Currently Being ModeratedApr 12, 2013 5:19 PM (in response to zunguri)
If by the "built-in firewall" you mean either ipfw or pf, depending on the system version, then either one is certainly capable of filtering packets by the IP address of the source or destination, but not by the domain name. To preempt name resolution by host, you can add entries to the hosts file.
Currently Being ModeratedApr 12, 2013 7:18 PM (in response to zunguri)
If using pf, you may be able to use fully qualified doamin name for either the source address or destination address portions of a rule. The FQDN would be resolved via DNS and the IP address substituted in place when the rule is loaded.
I say may because OS X uses a pre-OpenBSD 4.7 version of pf...I believe the functionality is present in the OS X version but cannot confirm it with certainty.
Currently Being ModeratedApr 12, 2013 7:33 PM (in response to g_wolfman)
You're right. It's in the pf.conf(5) man page.
Currently Being ModeratedApr 12, 2013 7:57 PM (in response to zunguri)
FQDN's or IP's are not particularly useful as they are so limited. I am already using an on-board DNS to avoid catch any domain reference. Thanks for the suggestions though.
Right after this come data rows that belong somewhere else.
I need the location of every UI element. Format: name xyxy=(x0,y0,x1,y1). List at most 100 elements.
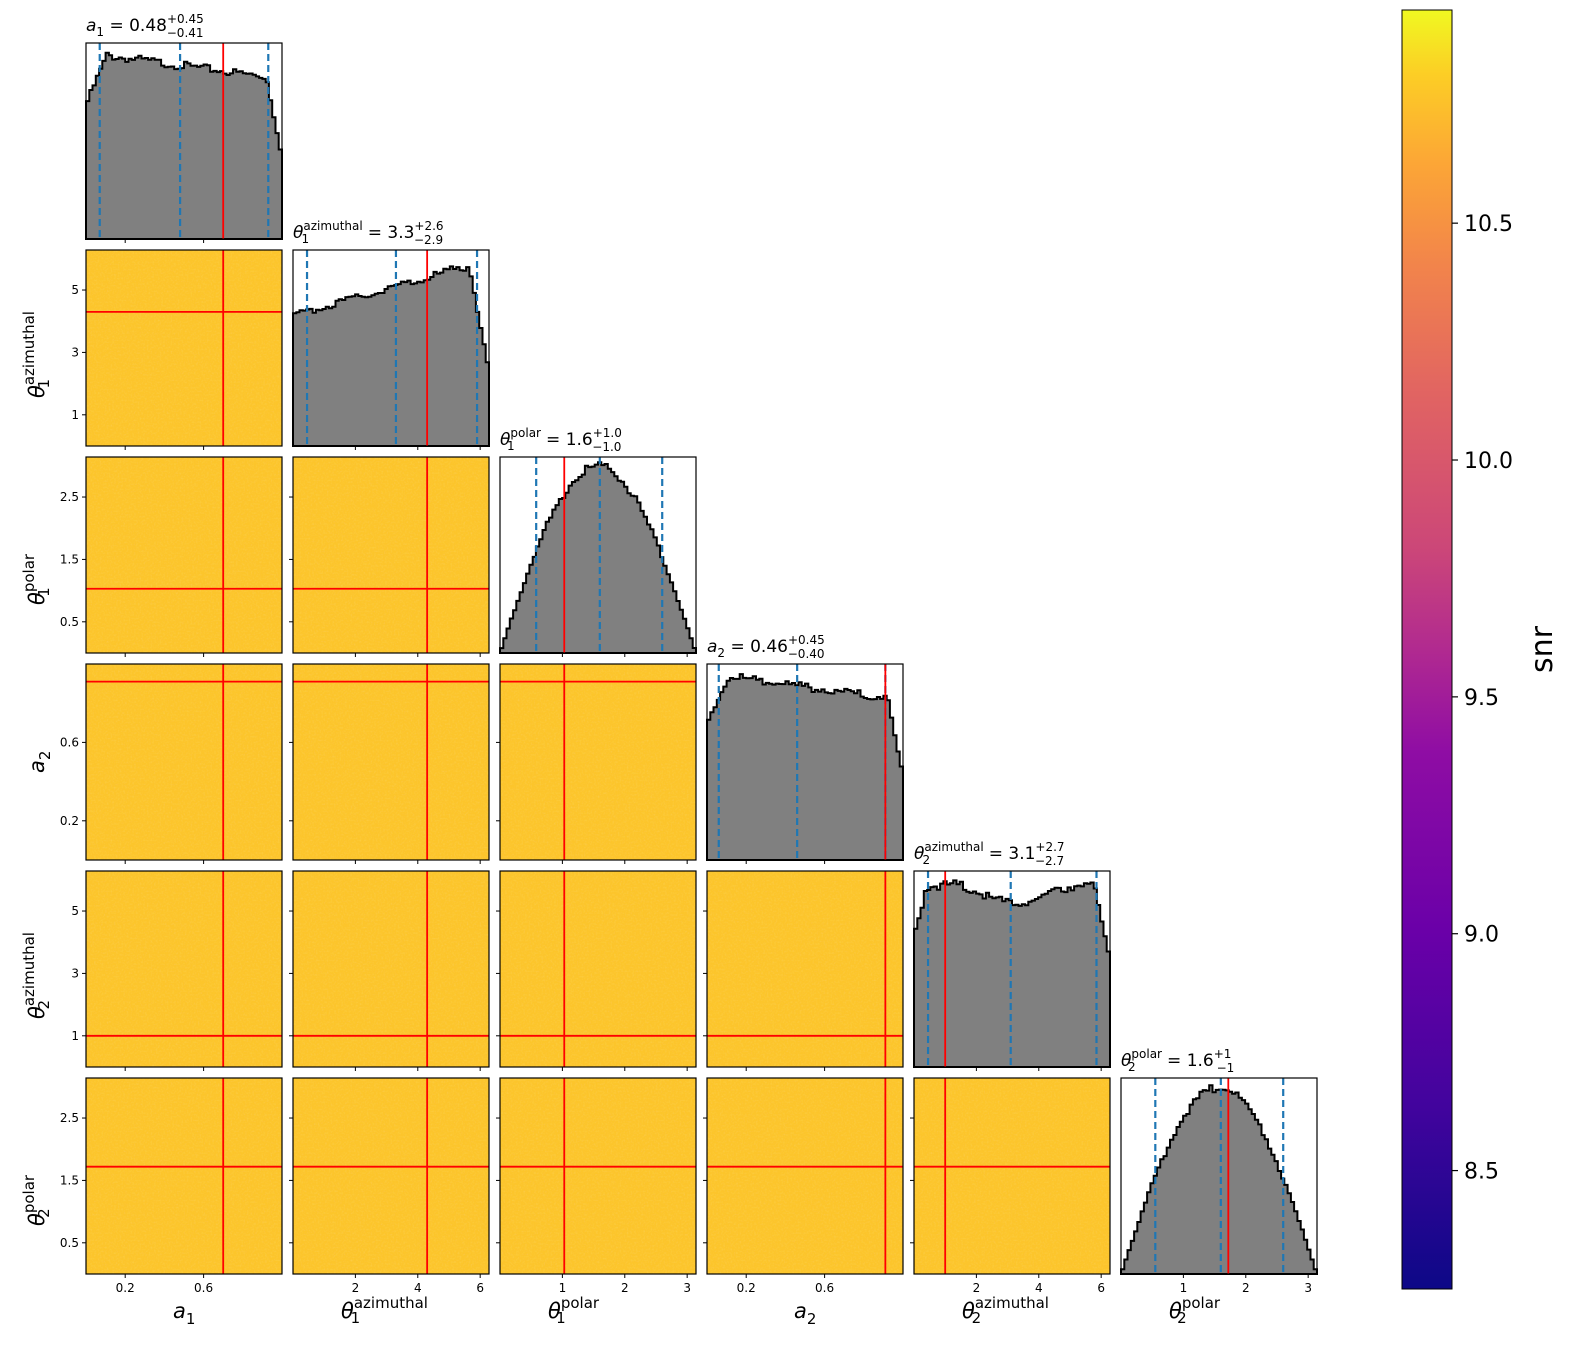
y-axis-label-a2: a2 xyxy=(25,751,54,773)
scatter-panel-a1-theta2_pol: 0.2 0.6 0.5 1.5 2.5 xyxy=(60,1077,283,1295)
panel-title: θpolar 2 = 1.6+1 −1 xyxy=(1121,1047,1234,1075)
y-axis-label-group: θpolar2 xyxy=(20,1174,53,1226)
x-tick-label: 2 xyxy=(352,1281,360,1295)
hist-panel-theta2_az: θazimuthal 2 = 3.1+2.7 −2.7 xyxy=(913,840,1111,1071)
panel-frame xyxy=(292,456,490,654)
panel-title: θpolar 1 = 1.6+1.0 −1.0 xyxy=(500,426,622,454)
scatter-panel-a1-theta2_az: 1 3 5 xyxy=(71,870,283,1071)
x-tick-label: 2 xyxy=(1242,1281,1250,1295)
panel-frame xyxy=(913,870,1111,1068)
panel-frame xyxy=(85,456,283,654)
scatter-texture-low xyxy=(86,250,282,446)
panel-frame xyxy=(706,870,904,1068)
panel-frame xyxy=(292,663,490,861)
x-tick-label: 4 xyxy=(414,1281,422,1295)
hist-panel-theta1_az: θazimuthal 1 = 3.3+2.6 −2.9 xyxy=(292,219,490,450)
histogram-bars xyxy=(706,673,904,861)
panel-title: a1 = 0.48+0.45 −0.41 xyxy=(86,12,204,40)
panel-frame xyxy=(292,870,490,1068)
colorbar-tick-label: 10.5 xyxy=(1464,212,1513,237)
colorbar-tick-label: 8.5 xyxy=(1464,1160,1499,1185)
scatter-texture-low xyxy=(500,871,696,1067)
x-tick-label: 6 xyxy=(1097,1281,1105,1295)
scatter-panel-a1-theta1_az: 1 3 5 xyxy=(71,249,283,450)
x-tick-label: 3 xyxy=(1304,1281,1312,1295)
y-tick-label: 1.5 xyxy=(60,552,79,566)
x-tick-label: 0.6 xyxy=(815,1281,834,1295)
scatter-panel-a1-a2: 0.2 0.6 xyxy=(60,663,283,864)
x-tick-label: 6 xyxy=(476,1281,484,1295)
y-tick-label: 0.6 xyxy=(60,735,79,749)
x-tick-label: 0.2 xyxy=(737,1281,756,1295)
scatter-panel-theta1_pol-theta2_az xyxy=(496,870,697,1071)
scatter-panel-theta1_pol-a2 xyxy=(496,663,697,864)
colorbar: 8.5 9.0 9.5 10.0 10.5 snr xyxy=(1401,9,1560,1290)
colorbar-gradient xyxy=(1401,9,1453,1290)
panel-frame xyxy=(85,249,283,447)
colorbar-tick-label: 9.0 xyxy=(1464,923,1499,948)
colorbar-tick-label: 9.5 xyxy=(1464,686,1499,711)
scatter-panel-theta1_az-theta2_pol: 2 4 6 xyxy=(289,1077,490,1295)
hist-panel-theta2_pol: θpolar 2 = 1.6+1 −1 1 2 3 xyxy=(1120,1047,1318,1295)
scatter-texture-low xyxy=(86,1078,282,1274)
scatter-panel-a2-theta2_az xyxy=(703,870,904,1071)
x-tick-label: 2 xyxy=(621,1281,629,1295)
colorbar-label-group: snr xyxy=(1525,625,1560,673)
histogram-bars xyxy=(499,461,697,654)
y-tick-label: 1.5 xyxy=(60,1173,79,1187)
colorbar-label: snr xyxy=(1525,625,1560,673)
panel-grid: a1 = 0.48+0.45 −0.41 1 3 5 θazimuthal 1 = 3.3+… xyxy=(20,12,1318,1328)
scatter-texture-low xyxy=(707,871,903,1067)
y-tick-label: 3 xyxy=(71,345,79,359)
panel-frame xyxy=(913,1077,1111,1275)
y-tick-label: 0.5 xyxy=(60,1236,79,1250)
x-axis-label-a1: a1 xyxy=(173,1299,195,1328)
y-axis-label-theta2_pol: θpolar2 xyxy=(20,1174,53,1226)
panel-frame xyxy=(292,1077,490,1275)
scatter-texture-low xyxy=(914,1078,1110,1274)
y-axis-label-group: θazimuthal2 xyxy=(20,932,53,1019)
scatter-texture-low xyxy=(293,871,489,1067)
panel-frame xyxy=(499,663,697,861)
panel-frame xyxy=(1120,1077,1318,1275)
panel-frame xyxy=(499,456,697,654)
hist-panel-a1: a1 = 0.48+0.45 −0.41 xyxy=(85,12,283,243)
histogram-bars xyxy=(85,51,283,240)
y-axis-label-group: a2 xyxy=(25,751,54,773)
scatter-panel-a1-theta1_pol: 0.5 1.5 2.5 xyxy=(60,456,283,657)
x-tick-label: 4 xyxy=(1035,1281,1043,1295)
scatter-texture-low xyxy=(293,664,489,860)
scatter-texture-low xyxy=(500,1078,696,1274)
x-tick-label: 2 xyxy=(973,1281,981,1295)
y-axis-label-theta1_pol: θpolar1 xyxy=(20,553,53,605)
y-tick-label: 2.5 xyxy=(60,1111,79,1125)
scatter-panel-a2-theta2_pol: 0.2 0.6 xyxy=(703,1077,904,1295)
panel-frame xyxy=(85,42,283,240)
x-tick-label: 0.6 xyxy=(194,1281,213,1295)
x-axis-label-theta2_az: θazimuthal 2 xyxy=(962,1294,1049,1327)
scatter-texture-low xyxy=(500,664,696,860)
scatter-panel-theta1_pol-theta2_pol: 1 2 3 xyxy=(496,1077,697,1295)
y-tick-label: 3 xyxy=(71,966,79,980)
scatter-panel-theta1_az-theta2_az xyxy=(289,870,490,1071)
scatter-texture-low xyxy=(707,1078,903,1274)
y-axis-label-group: θpolar1 xyxy=(20,553,53,605)
scatter-panel-theta2_az-theta2_pol: 2 4 6 xyxy=(910,1077,1111,1295)
y-tick-label: 0.5 xyxy=(60,615,79,629)
panel-frame xyxy=(706,663,904,861)
scatter-texture-low xyxy=(86,664,282,860)
y-tick-label: 2.5 xyxy=(60,490,79,504)
y-axis-label-theta2_az: θazimuthal2 xyxy=(20,932,53,1019)
panel-frame xyxy=(292,249,490,447)
histogram-bars xyxy=(1120,1084,1318,1275)
y-tick-label: 1 xyxy=(71,1029,79,1043)
y-axis-label-theta1_az: θazimuthal1 xyxy=(20,311,53,398)
hist-panel-a2: a2 = 0.46+0.45 −0.40 xyxy=(706,633,904,864)
panel-frame xyxy=(499,1077,697,1275)
scatter-panel-theta1_az-theta1_pol xyxy=(289,456,490,657)
scatter-panel-theta1_az-a2 xyxy=(289,663,490,864)
scatter-texture-low xyxy=(86,457,282,653)
x-axis-label-theta1_az: θazimuthal 1 xyxy=(341,1294,428,1327)
x-tick-label: 0.2 xyxy=(116,1281,135,1295)
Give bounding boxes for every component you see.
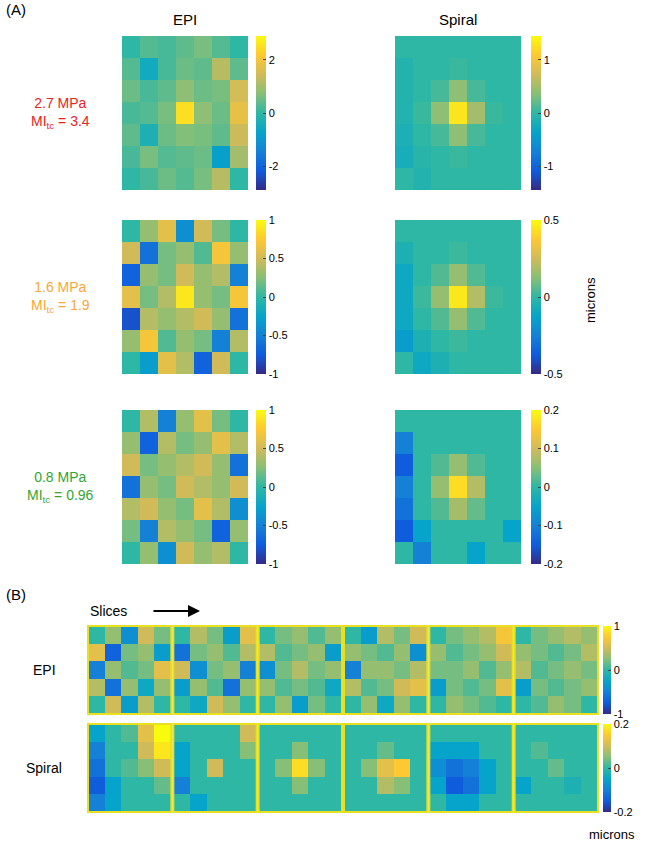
svg-text:0: 0 — [614, 664, 620, 676]
svg-text:Slices: Slices — [90, 603, 127, 619]
svg-text:0: 0 — [269, 481, 275, 493]
svg-text:1.6 MPaMI​tc​ = 1.9: 1.6 MPaMI​tc​ = 1.9 — [31, 279, 90, 315]
svg-text:-0.1: -0.1 — [544, 519, 563, 531]
svg-text:microns: microns — [589, 827, 635, 842]
svg-text:microns: microns — [583, 277, 598, 323]
svg-text:EPI: EPI — [33, 662, 56, 678]
svg-text:-0.5: -0.5 — [544, 368, 563, 380]
svg-text:EPI: EPI — [173, 11, 197, 28]
svg-text:1: 1 — [614, 620, 620, 632]
svg-text:0.1: 0.1 — [544, 442, 559, 454]
svg-text:-1: -1 — [544, 160, 554, 172]
svg-text:0.5: 0.5 — [269, 442, 284, 454]
svg-text:1: 1 — [269, 214, 275, 226]
svg-text:1: 1 — [269, 404, 275, 416]
svg-text:0: 0 — [269, 107, 275, 119]
svg-text:0: 0 — [544, 107, 550, 119]
svg-text:0.2: 0.2 — [544, 404, 559, 416]
svg-text:-2: -2 — [269, 160, 279, 172]
svg-text:2.7 MPaMI​tc​ = 3.4: 2.7 MPaMI​tc​ = 3.4 — [31, 95, 90, 131]
svg-text:(A): (A) — [6, 1, 26, 18]
svg-text:0: 0 — [544, 291, 550, 303]
svg-text:0.2: 0.2 — [614, 718, 629, 730]
svg-text:Spiral: Spiral — [439, 11, 477, 28]
svg-text:0.5: 0.5 — [269, 252, 284, 264]
svg-text:-1: -1 — [614, 708, 624, 720]
svg-text:(B): (B) — [6, 586, 26, 603]
svg-text:-0.5: -0.5 — [269, 329, 288, 341]
svg-text:-1: -1 — [269, 368, 279, 380]
svg-text:-1: -1 — [269, 558, 279, 570]
svg-text:1: 1 — [544, 54, 550, 66]
svg-text:-0.2: -0.2 — [614, 806, 633, 818]
svg-text:0: 0 — [269, 291, 275, 303]
svg-text:0.5: 0.5 — [544, 214, 559, 226]
svg-text:Spiral: Spiral — [26, 760, 62, 776]
svg-text:0.8 MPaMI​tc​ = 0.96: 0.8 MPaMI​tc​ = 0.96 — [27, 469, 94, 505]
svg-text:2: 2 — [269, 54, 275, 66]
svg-text:-0.2: -0.2 — [544, 558, 563, 570]
svg-text:0: 0 — [614, 762, 620, 774]
svg-text:0: 0 — [544, 481, 550, 493]
svg-text:-0.5: -0.5 — [269, 519, 288, 531]
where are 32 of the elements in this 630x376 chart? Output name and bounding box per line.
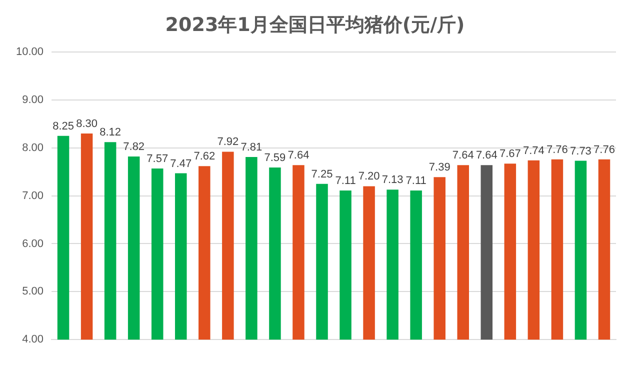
data-label: 7.81 xyxy=(240,142,262,154)
data-label: 7.74 xyxy=(522,144,544,157)
data-label: 8.25 xyxy=(52,120,74,132)
data-label: 7.76 xyxy=(546,144,568,156)
y-tick-label: 6.00 xyxy=(22,238,44,250)
y-tick-label: 5.00 xyxy=(22,286,44,298)
data-label: 7.47 xyxy=(170,158,192,170)
y-tick-label: 10.00 xyxy=(16,46,44,58)
data-label: 7.67 xyxy=(499,148,521,160)
data-label: 7.59 xyxy=(264,152,286,164)
data-label: 7.76 xyxy=(594,144,615,156)
data-label: 7.64 xyxy=(452,150,474,162)
data-label: 7.11 xyxy=(335,175,356,188)
y-tick-label: 9.00 xyxy=(22,94,44,106)
data-label: 7.92 xyxy=(217,136,239,148)
chart-title: 2023年1月全国日平均猪价(元/斤) xyxy=(164,13,466,38)
data-label: 7.73 xyxy=(570,145,592,158)
data-label: 7.64 xyxy=(476,150,498,162)
data-label: 7.11 xyxy=(406,175,426,188)
data-label: 7.57 xyxy=(146,153,168,166)
y-tick-label: 7.00 xyxy=(22,190,44,202)
y-tick-label: 4.00 xyxy=(22,334,44,346)
data-label: 7.39 xyxy=(428,162,450,174)
y-tick-label: 8.00 xyxy=(22,142,44,154)
data-label: 7.13 xyxy=(382,174,404,186)
data-label: 7.20 xyxy=(358,170,380,183)
data-label: 8.30 xyxy=(76,118,98,130)
data-label: 8.12 xyxy=(100,126,122,139)
data-label: 7.25 xyxy=(311,168,333,180)
data-label: 7.62 xyxy=(194,150,216,163)
data-label: 7.82 xyxy=(123,141,145,154)
data-label: 7.64 xyxy=(288,150,310,162)
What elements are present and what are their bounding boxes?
If you know of any good fw's for OS X with more advanced content filtering capabilities, I'd appreciate a pointer.
Currently Being ModeratedApr 13, 2013 7:12 AM (in response to zunguri)
You don't want a packet-filter firewall. Packet filtering firewalls like pf, IPFW and IP-Tables all work at the Network Layer (Layer 4) and below and perform inspections of individual packets. Domain names are not part of a packet, which is why DNS exists - to map domain names to IP addresses.
You need a service that works at the Application Layer (Layer 7), most likely a proxy, given the use-case you've described.